The case went to trial on four of the seven claims that survived summary judgment, Vega v. Chi. Park Dist. , 165 F.Supp.3d 693, 705 (N.D. Ill. 2016), including national-origin discrimination and retaliation under 42 U.S.C. § 1981 and Title VII, 42 U.S.C. § 2000e. The jury returned a verdict for defendant on the retaliation claims but for plaintiff on the discrimination claims.

STANDARDS

"Under Title VII, after an employer has been found to have intentionally engaged in an unlawful employment practice, the district court may order back pay, *1083reinstatement, and 'any other equitable relief as the court deems appropriate.' " Washington v. Office of the State Appellate Defender , No. 12 C 8533, 2016 WL 3058377, at *4 (N.D. Ill. May 31, 2016) (quoting 42 U.S.C. § 2000e-5(g)(1) ). In deciding what forms of equitable relief are appropriate in a particular case, the district court is vested "with broad discretion to fashion a remedy." EEOC v. Ilona of Hungary , 108 F.3d 1569, 1580 (7th Cir. 1997).

The guiding principle in exercising that discretion is that the court "has not merely the power but the duty to render a decree which will so far as possible eliminate the discriminatory effects of the past as well as bar like discrimination in the future." Albemarle Paper Co. v. Moody , 422 U.S. 405, 418, 95 S.Ct. 2362, 45 L.Ed.2d 280 (1975) (internal quotation marks and citation omitted). "And where a legal injury is of an economic character, [t]he general rule is, that ... [t]he injured party is to be placed, as near as may be, in the situation he would have occupied if the wrong had not been committed." Id. at 418-19, 95 S.Ct. 2362 (internal quotation marks and citation omitted); see also Ford Motor Co. v. EEOC , 458 U.S. 219, 230, 102 S.Ct. 3057, 73 L.Ed.2d 721 (1982) (the statutory aim is "to make the victims of unlawful discrimination whole by restoring them, so far as possible ... to a position where they would have been were it not for the unlawful discrimination") (internal quotations and citation omitted).

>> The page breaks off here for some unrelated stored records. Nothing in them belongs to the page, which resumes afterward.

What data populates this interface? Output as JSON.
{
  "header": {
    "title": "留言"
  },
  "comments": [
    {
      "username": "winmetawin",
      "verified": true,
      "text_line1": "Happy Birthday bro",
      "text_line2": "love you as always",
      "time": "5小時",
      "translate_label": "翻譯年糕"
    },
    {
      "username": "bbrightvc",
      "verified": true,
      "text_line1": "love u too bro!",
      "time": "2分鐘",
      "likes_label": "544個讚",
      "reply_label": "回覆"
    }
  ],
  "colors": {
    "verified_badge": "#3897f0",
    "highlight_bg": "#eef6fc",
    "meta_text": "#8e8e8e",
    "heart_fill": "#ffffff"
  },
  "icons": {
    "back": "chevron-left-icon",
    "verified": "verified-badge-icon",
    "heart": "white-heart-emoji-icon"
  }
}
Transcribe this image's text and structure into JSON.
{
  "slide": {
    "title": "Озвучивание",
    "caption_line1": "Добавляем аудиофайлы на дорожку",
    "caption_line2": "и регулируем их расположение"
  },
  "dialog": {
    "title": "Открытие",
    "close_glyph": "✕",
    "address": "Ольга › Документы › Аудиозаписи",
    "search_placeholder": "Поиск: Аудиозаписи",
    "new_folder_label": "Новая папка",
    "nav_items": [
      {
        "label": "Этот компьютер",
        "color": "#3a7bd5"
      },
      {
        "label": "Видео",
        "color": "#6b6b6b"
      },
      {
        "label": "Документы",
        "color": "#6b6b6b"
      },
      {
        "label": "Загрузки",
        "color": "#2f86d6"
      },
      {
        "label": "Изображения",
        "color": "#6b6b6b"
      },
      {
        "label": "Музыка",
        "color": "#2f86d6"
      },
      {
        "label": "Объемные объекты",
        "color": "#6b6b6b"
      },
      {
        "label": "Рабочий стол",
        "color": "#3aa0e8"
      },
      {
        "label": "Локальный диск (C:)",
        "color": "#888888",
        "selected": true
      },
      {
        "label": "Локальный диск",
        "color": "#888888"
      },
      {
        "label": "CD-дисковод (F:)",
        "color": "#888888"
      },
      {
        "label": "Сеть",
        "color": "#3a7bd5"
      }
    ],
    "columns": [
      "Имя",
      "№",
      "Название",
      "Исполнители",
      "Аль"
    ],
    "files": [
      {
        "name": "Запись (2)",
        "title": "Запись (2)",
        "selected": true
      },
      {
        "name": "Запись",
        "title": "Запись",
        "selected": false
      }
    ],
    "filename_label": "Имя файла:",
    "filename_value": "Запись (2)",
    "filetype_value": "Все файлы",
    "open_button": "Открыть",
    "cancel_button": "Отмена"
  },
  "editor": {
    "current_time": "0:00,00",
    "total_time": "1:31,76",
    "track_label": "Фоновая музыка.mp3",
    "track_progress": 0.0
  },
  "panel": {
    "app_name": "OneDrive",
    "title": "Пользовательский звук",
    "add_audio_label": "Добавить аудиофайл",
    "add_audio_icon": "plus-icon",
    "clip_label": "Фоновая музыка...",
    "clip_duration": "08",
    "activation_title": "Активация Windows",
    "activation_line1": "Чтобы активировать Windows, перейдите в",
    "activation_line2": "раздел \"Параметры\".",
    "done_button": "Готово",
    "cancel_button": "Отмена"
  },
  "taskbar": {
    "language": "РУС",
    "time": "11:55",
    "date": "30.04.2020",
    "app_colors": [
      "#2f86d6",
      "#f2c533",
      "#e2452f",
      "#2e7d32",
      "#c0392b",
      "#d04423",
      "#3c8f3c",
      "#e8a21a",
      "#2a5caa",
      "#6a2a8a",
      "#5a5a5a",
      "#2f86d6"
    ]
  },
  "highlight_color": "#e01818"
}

Ortega v. Chi. Bd. of Educ. , 280 F.Supp.3d 1072, 1078 (N.D. Ill. 2017) (internal citations altered).

DISCUSSION

I. REINSTATEMENT

Plaintiff seeks reinstatement to her former position as park supervisor, at a park comparable to the one for which she was previously responsible as it existed at the time of her employment. The Seventh Circuit has explained that, in determining whether to award the equitable remedy of reinstatement, a district court must "strike a delicate balance" by carefully weighing the key factors, which may include competing interests:

On the one hand, reinstatement is the preferred remedy for victims of discrimination, and the court should award it when doing so is feasible. On the other hand, a court is not required to reinstate a successful plaintiff where the result would be a working relationship fraught with hostility and friction. Reinstatement in such situations could potentially cause the court to become embroiled in each and every employment dispute that arose between the plaintiff and the employer following the plaintiff's reinstatement. A court must be careful, however, not to allow an employer to use its anger or hostility toward the plaintiff for having filed a lawsuit as an excuse to avoid the plaintiff's reinstatement.
The court's task of identifying the source of the friction between the employer and the plaintiff following the litigation may be straightforward when there is absolutely no evidence that there was friction in the relationship before the plaintiff filed suit. However, reinstatement may become particularly infeasible if the plaintiff would no longer enjoy the confidence and respect of his superiors once reinstated. Reinstatement may also be more problematic when the plaintiff holds a management position, or would be supervised by the same individuals who discriminated against him in the first place.